By the time she retrieved it she had missed the call and she didn’t recognize the number.
Moments later her message service rang.
‘Hi, Iona. You don’t know me, my name’s Chelsie. I’m on
Chart Throb.
Calvin asked me to call . . .’
The Meeting Fails to Start
It was the day before full-scale recording on the new series of
Chart Throb
was to begin. On the morrow the three celebrity judges would ‘start’ the lengthy process of scouring the country in their obsessive and highly motivated personal quests to discover new talent. The days would be long and draining, and meticulous forward planning was essential. Therefore the entire team had foregathered in the spacious morning room of the summer house at Copton Thorpe Manor, a country house hotel that nestled cosily in a long loop of the M4 motorway some miles north of Newbury. Calvin would brief them fully on how he saw the various storylines developing in the early stages of the ‘audition’ process. There was an enormous amount to get through and everybody was anxious to be off.

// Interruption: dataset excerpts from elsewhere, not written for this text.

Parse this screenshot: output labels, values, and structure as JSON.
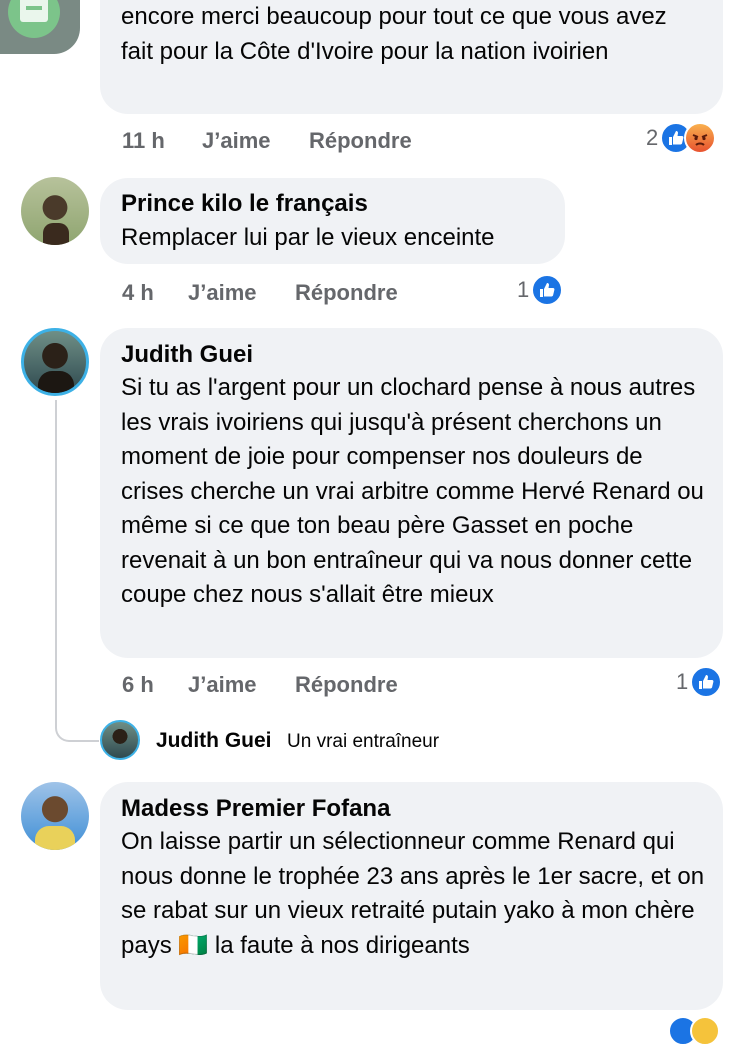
{
  "comments": [
    {
      "text": "encore merci beaucoup pour tout ce que vous avez fait pour la Côte d'Ivoire pour la nation ivoirien",
      "time": "11 h",
      "like": "J’aime",
      "reply": "Répondre",
      "reactions": "2",
      "reaction_icons": [
        "like-icon",
        "angry-icon"
      ]
    },
    {
      "author": "Prince kilo le français",
      "text": "Remplacer lui par le vieux enceinte",
      "time": "4 h",
      "like": "J’aime",
      "reply": "Répondre",
      "reactions": "1",
      "reaction_icons": [
        "like-icon"
      ]
    },
    {
      "author": "Judith Guei",
      "text": "Si tu as l'argent pour un clochard pense à nous autres les vrais ivoiriens qui jusqu'à présent cherchons un moment de joie pour compenser nos douleurs de crises cherche un vrai arbitre comme Hervé Renard ou même si ce que ton beau père Gasset en poche revenait à un bon entraîneur qui va nous donner cette coupe chez nous s'allait être mieux",
      "time": "6 h",
      "like": "J’aime",
      "reply": "Répondre",
      "reactions": "1",
      "reaction_icons": [
        "like-icon"
      ],
      "reply_preview": {
        "author": "Judith Guei",
        "text": "Un vrai entraîneur"
      }
    },
    {
      "author": "Madess Premier Fofana",
      "text": "On laisse partir un sélectionneur comme Renard qui nous donne le trophée 23 ans après le 1er sacre, et on se rabat sur un vieux retraité putain yako à mon chère pays 🇨🇮 la faute à nos dirigeants"
    }
  ],
  "colors": {
    "bubble": "#f0f2f5",
    "meta": "#65676b",
    "like_blue": "#1b74e4",
    "text": "#050505"
  }
}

Unfortunately the meeting had stalled before it could begin, due to the continuing absence of one of the famous judges.
What was even more frustrating was that it wasn’t one of the important ones. It was the one whom nobody gave a shit about.
‘Where the fuck is Rodney?’ Beryl rasped angrily from a corner of the room. She was still suffering somewhat from further massive treatments of liposuction which she had endured as final preparation for her forthcoming TV appearances, and so, despite the old-fashioned soft furnishings in which Copton Thorpe Manor took such pride, she declined to sit.
‘I
said
where the FUCK is Rodney?’ she repeated, brutally flexing the muscles of her celebrity by swearing loudly in such ostentatiously genteel surroundings. The prim duty manageress and her smartly dressed staff might redden and purse their lips at such an uncouth display, but Beryl had not got to where she was today by playing by other people’s rules. On the contrary, as she was wont to tell people, she was one strong woman (who used to be a man) and she made her own fucking rules and if people didn’t like it they could go fuck themselves.
‘I spoke to him earlier,’ Calvin replied soothingly. ‘He said he’d be here.’ He turned towards a comely production assistant. ‘You did tell him we’re in the morning room, didn’t you, babes?’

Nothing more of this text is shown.